Fazly arrived in the U.S. last June, and knew that he would have to work hard to integrate into his new community. The Hello Neighbor program, which his resettlement caseworker told him about, has helped his family immensely, he said.
“We’re not just mentor or mentees,” he said of his relationship with Christian Manders and Cindy Chung, with whom his family was matched. “We’re friends. We’ve even become relatives. On weekends, we hang out, they come over to our house, we chat on the phone.”
Manders and Chung have helped Fazly with everything from fine-tuning his résumé and introducing him to potential employers, to figuring out how to shuttle two toddlers between two different schools, and scouting out a new neighborhood to call home.
While the program establishes mentor-mentee relationships between families, Davidson said that the goal is to educate and empower both sides.
“There’s as much to learn on one side as there is on the other,” she said. The refugees “are people to look up to. These are people who have persevered,” she added.
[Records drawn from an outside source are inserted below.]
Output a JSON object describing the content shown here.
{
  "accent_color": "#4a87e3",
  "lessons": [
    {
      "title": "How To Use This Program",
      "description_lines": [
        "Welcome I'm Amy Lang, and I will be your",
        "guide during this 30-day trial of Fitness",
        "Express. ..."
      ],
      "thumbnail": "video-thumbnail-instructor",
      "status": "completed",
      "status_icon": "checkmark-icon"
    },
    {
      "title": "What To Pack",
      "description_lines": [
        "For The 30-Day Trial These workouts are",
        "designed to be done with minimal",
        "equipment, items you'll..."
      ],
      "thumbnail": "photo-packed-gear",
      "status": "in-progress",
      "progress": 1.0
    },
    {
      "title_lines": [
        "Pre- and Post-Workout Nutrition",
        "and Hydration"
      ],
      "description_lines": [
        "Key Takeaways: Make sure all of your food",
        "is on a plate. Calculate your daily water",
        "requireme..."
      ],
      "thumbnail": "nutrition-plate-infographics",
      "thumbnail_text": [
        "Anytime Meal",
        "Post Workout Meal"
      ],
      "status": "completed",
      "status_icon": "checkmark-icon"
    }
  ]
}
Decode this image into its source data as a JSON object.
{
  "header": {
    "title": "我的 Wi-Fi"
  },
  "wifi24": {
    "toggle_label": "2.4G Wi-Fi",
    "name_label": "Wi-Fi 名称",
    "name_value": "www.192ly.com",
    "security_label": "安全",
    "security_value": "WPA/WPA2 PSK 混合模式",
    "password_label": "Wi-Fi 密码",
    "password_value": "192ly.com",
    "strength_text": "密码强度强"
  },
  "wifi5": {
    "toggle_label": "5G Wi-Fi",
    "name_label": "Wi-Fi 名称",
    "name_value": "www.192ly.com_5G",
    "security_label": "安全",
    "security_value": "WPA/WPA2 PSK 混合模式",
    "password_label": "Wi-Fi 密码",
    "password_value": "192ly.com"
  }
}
Hello Neighbor is currently funded by two grants from the Heinz Endowments and USA for UNHCR, and Davidson is looking for more funding as she sets her sights on bigger goals – perhaps expanding beyond refugees, and helping other populations who may similarly feel isolated.
“Who’s to say it couldn’t include veterans, or people who’ve been incarcerated?” she said.
But any future plans for Hello Neighbor will be guided by the needs and desires of those she is trying to help, said Davidson.
“I don’t want to go into communities thinking I know what they need,” she said. “They know what they need.”